I watched a lot of football over the weekend, which means I watched a lot of car commercials. I kept seeing one for a minivan that has dual screens in the backseat, so the kids can occupy themselves with movies while they’re riding—and won’t even have to argue about which to see. This commercial makes me immeasurably sad.
Every worthwhile conversation I ever had with my kids took place while I was driving a car. It’s where we thrashed out thorny topics like why boys tell you they like you and then make fun of you. It’s where we dissected current events: the tsunami in Indonesia, the floods in Louisiana, the day the twin towers fell. We talked about teachers and presidents and football and grandparents dying; we talked about what we believed and how we felt. There’s something easy and natural about talking in a car. You feel at a distance from reality; you’re between places—home and soccer practice, say, or school and a sax lesson—so you’re not really anywhere, yet.

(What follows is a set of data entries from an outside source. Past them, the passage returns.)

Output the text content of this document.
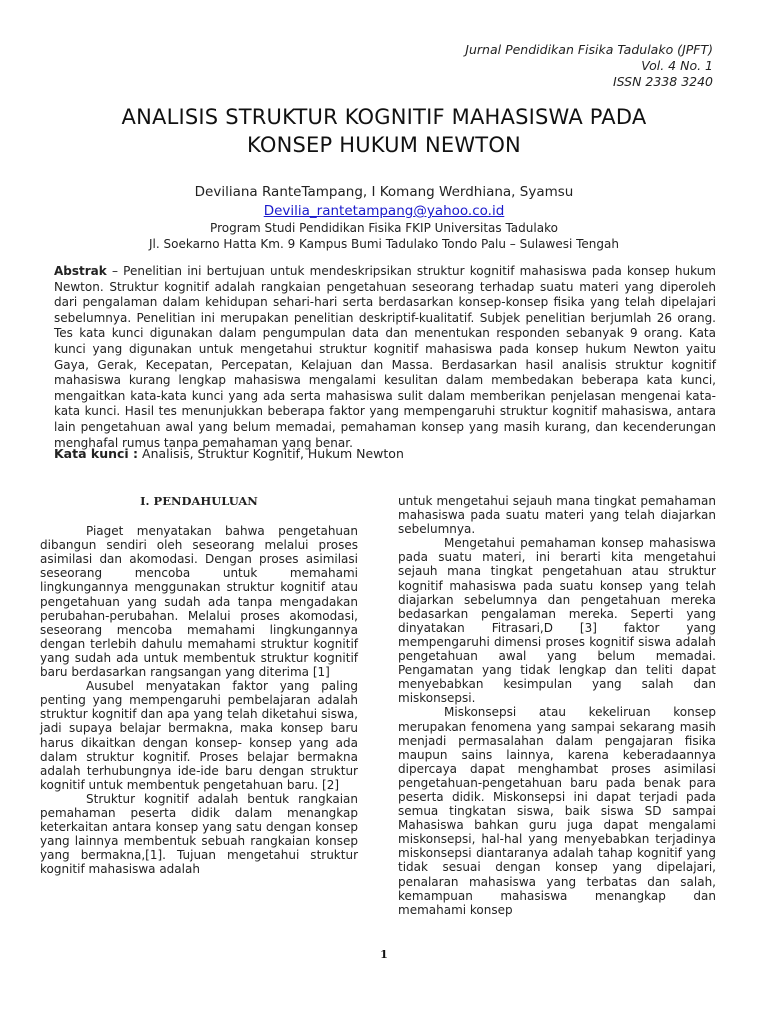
Jurnal Pendidikan Fisika Tadulako (JPFT)
Vol. 4 No. 1
ISSN 2338 3240
ANALISIS STRUKTUR KOGNITIF MAHASISWA PADA
KONSEP HUKUM NEWTON
Deviliana RanteTampang, I Komang Werdhiana, Syamsu
Devilia_rantetampang@yahoo.co.id
Program Studi Pendidikan Fisika FKIP Universitas Tadulako
Jl. Soekarno Hatta Km. 9 Kampus Bumi Tadulako Tondo Palu – Sulawesi Tengah
Abstrak – Penelitian ini bertujuan untuk mendeskripsikan struktur kognitif mahasiswa pada konsep hukum Newton. Struktur kognitif adalah rangkaian pengetahuan seseorang terhadap suatu materi yang diperoleh dari pengalaman dalam kehidupan sehari-hari serta berdasarkan konsep-konsep fisika yang telah dipelajari sebelumnya. Penelitian ini merupakan penelitian deskriptif-kualitatif. Subjek penelitian berjumlah 26 orang. Tes kata kunci digunakan dalam pengumpulan data dan menentukan responden sebanyak 9 orang. Kata kunci yang digunakan untuk mengetahui struktur kognitif mahasiswa pada konsep hukum Newton yaitu Gaya, Gerak, Kecepatan, Percepatan, Kelajuan dan Massa. Berdasarkan hasil analisis struktur kognitif mahasiswa kurang lengkap mahasiswa mengalami kesulitan dalam membedakan beberapa kata kunci, mengaitkan kata-kata kunci yang ada serta mahasiswa sulit dalam memberikan penjelasan mengenai kata-kata kunci. Hasil tes menunjukkan beberapa faktor yang mempengaruhi struktur kognitif mahasiswa, antara lain pengetahuan awal yang belum memadai, pemahaman konsep yang masih kurang, dan kecenderungan menghafal rumus tanpa pemahaman yang benar.
Kata kunci : Analisis, Struktur Kognitif, Hukum Newton
I. PENDAHULUAN

Piaget menyatakan bahwa pengetahuan dibangun sendiri oleh seseorang melalui proses asimilasi dan akomodasi. Dengan proses asimilasi seseorang mencoba untuk memahami lingkungannya menggunakan struktur kognitif atau pengetahuan yang sudah ada tanpa mengadakan perubahan-perubahan. Melalui proses akomodasi, seseorang mencoba memahami lingkungannya dengan terlebih dahulu memahami struktur kognitif yang sudah ada untuk membentuk struktur kognitif baru berdasarkan rangsangan yang diterima [1]

Ausubel menyatakan faktor yang paling penting yang mempengaruhi pembelajaran adalah struktur kognitif dan apa yang telah diketahui siswa, jadi supaya belajar bermakna, maka konsep baru harus dikaitkan dengan konsep- konsep yang ada dalam struktur kognitif. Proses belajar bermakna adalah terhubungnya ide-ide baru dengan struktur kognitif untuk membentuk pengetahuan baru. [2]

Struktur kognitif adalah bentuk rangkaian pemahaman peserta didik dalam menangkap keterkaitan antara konsep yang satu dengan konsep yang lainnya membentuk sebuah rangkaian konsep yang bermakna,[1]. Tujuan mengetahui struktur kognitif mahasiswa adalah

untuk mengetahui sejauh mana tingkat pemahaman mahasiswa pada suatu materi yang telah diajarkan sebelumnya.

Mengetahui pemahaman konsep mahasiswa pada suatu materi, ini berarti kita mengetahui sejauh mana tingkat pengetahuan atau struktur kognitif mahasiswa pada suatu konsep yang telah diajarkan sebelumnya dan pengetahuan mereka bedasarkan pengalaman mereka. Seperti yang dinyatakan Fitrasari,D [3] faktor yang mempengaruhi dimensi proses kognitif siswa adalah pengetahuan awal yang belum memadai. Pengamatan yang tidak lengkap dan teliti dapat menyebabkan kesimpulan yang salah dan miskonsepsi.

Miskonsepsi atau kekeliruan konsep merupakan fenomena yang sampai sekarang masih menjadi permasalahan dalam pengajaran fisika maupun sains lainnya, karena keberadaannya dipercaya dapat menghambat proses asimilasi pengetahuan-pengetahuan baru pada benak para peserta didik. Miskonsepsi ini dapat terjadi pada semua tingkatan siswa, baik siswa SD sampai Mahasiswa bahkan guru juga dapat mengalami miskonsepsi, hal-hal yang menyebabkan terjadinya miskonsepsi diantaranya adalah tahap kognitif yang tidak sesuai dengan konsep yang dipelajari, penalaran mahasiswa yang terbatas dan salah, kemampuan mahasiswa menangkap dan memahami konsep

1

And you don’t have to look one another in the eye, the way you do at the kitchen table.
When I was young, my dad used to lead my brother and two sisters and me in singing on long car rides—World War I songs like “Over There,” hippie songs like “If I Had a Hammer,” weird songs like “The Lion Sleeps Tonight.” It sounds unbelievably corny, but we got pretty good at harmonizing, and it occupied us a fair part of the way from Glenside to Maine. I could never get my kids interested in group singing—the two of them didn’t create enough critical mass to overcome the embarrassment. But talk we did.
If they’d been born 10 years later, they’d have spent those rides glued to mini movie screens, meeting the Fockers instead of finding out what their dad thought of being an only child, or why I vote the way I do. When I see that car commercial, all I can think of is opportunities—for connection, understanding, involvement—sacrificed for the sake of … quiet.
A week ago, my youngest got his driver’s license. While Jake practiced for the past few months, I discouraged car talk; I wanted him focused on steering and the clutch. Our shared rides became the opposite of those easygoing earlier ones, fraught with tension and anxiety. Now that he’s legal, he won’t need me to chauffeur him. We’ll talk even less than we do. We’ll grow further apart—until, somewhere down the road, he has to drive me, because I’m old and frail. We’ll talk again then, sitting side by side, not looking at each other, about the big stuff. It’s something to look forward to.